Do I think most UK or EU citizens will have a problem entering the US? Not at all, it is easy for the huge majority. I think the OP will breeze right through. All I'm saying is that it is not 100% guaranteed. If you have a permanent residence and regular employment or financial security you're pretty much a shoe-in. If not, it may depend. 




Mainecoons said:


> If you were a Mexican citizen it is a whole lot harder.


Oh, yes indeed it is!


----------



## dimsi (Dec 2, 2010)

Hi! I am a mexican and french citizen and have gone into the US through the Mexican and Canadian land borders with no problems as a french citizen since I would need a visa using my mexican passport. Granted, they do ask where you're going, etc but as long as you explain your situation (work in Mty, want to go to the us for the weekend) it shouldn't be a problem. 

Of course, like the previous post stated, you're not guaranteed entry even if you're from a visa waiver country - it just gives you a right to apply for entry. Then again, every single foreigner is in the same situation at the entry points (mexicans with usa visas, etc)

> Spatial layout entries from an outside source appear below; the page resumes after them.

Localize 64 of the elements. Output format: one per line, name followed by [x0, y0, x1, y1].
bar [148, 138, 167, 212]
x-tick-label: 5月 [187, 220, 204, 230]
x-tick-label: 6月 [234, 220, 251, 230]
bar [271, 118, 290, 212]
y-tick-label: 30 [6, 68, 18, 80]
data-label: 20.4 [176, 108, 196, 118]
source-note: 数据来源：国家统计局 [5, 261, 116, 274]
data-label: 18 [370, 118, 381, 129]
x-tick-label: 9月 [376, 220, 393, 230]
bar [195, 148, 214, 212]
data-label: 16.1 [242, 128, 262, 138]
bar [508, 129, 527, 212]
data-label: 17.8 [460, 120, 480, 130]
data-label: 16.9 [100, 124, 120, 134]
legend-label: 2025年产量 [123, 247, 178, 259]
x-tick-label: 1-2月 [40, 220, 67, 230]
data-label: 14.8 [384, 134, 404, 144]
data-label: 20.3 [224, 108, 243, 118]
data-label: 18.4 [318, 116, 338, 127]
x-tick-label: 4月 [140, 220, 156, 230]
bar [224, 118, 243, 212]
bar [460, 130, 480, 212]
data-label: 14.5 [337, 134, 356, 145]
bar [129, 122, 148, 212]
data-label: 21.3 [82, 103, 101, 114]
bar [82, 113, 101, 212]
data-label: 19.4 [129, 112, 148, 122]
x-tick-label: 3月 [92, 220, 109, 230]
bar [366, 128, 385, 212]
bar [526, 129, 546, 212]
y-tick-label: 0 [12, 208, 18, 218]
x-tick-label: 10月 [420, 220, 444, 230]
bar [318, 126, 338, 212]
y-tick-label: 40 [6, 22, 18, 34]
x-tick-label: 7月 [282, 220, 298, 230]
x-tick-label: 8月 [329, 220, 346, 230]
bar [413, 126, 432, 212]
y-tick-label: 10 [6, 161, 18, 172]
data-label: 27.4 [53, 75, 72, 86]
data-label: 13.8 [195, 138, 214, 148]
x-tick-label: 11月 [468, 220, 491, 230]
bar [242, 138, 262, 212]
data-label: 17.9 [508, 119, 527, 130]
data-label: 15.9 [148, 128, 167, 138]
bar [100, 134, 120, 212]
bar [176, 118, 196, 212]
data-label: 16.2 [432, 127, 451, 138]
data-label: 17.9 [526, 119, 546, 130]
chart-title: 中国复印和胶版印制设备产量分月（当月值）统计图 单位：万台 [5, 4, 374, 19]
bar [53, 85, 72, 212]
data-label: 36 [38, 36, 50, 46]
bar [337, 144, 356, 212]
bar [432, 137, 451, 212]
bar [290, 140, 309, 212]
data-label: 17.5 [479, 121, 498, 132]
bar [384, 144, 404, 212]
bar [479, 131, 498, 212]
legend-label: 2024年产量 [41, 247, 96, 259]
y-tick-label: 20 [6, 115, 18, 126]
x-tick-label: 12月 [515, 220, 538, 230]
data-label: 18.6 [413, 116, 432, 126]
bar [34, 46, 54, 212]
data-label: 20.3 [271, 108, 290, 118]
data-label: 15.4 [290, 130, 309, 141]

Do expect to have to get out of your car and get in line like the rest of the Mexican citizens who are coming in and need a permit if going past the border cities. We had to get the green visa waiver form validated, pictures taken, etc. This can take time if there's a lot of people for example on long weekends or special holidays where many people travel.

Just in case I would take your mexican work visa, work contract, paychecks, housing lease or other as proof of your stay in Mty but I wouldn't be too worried.


----------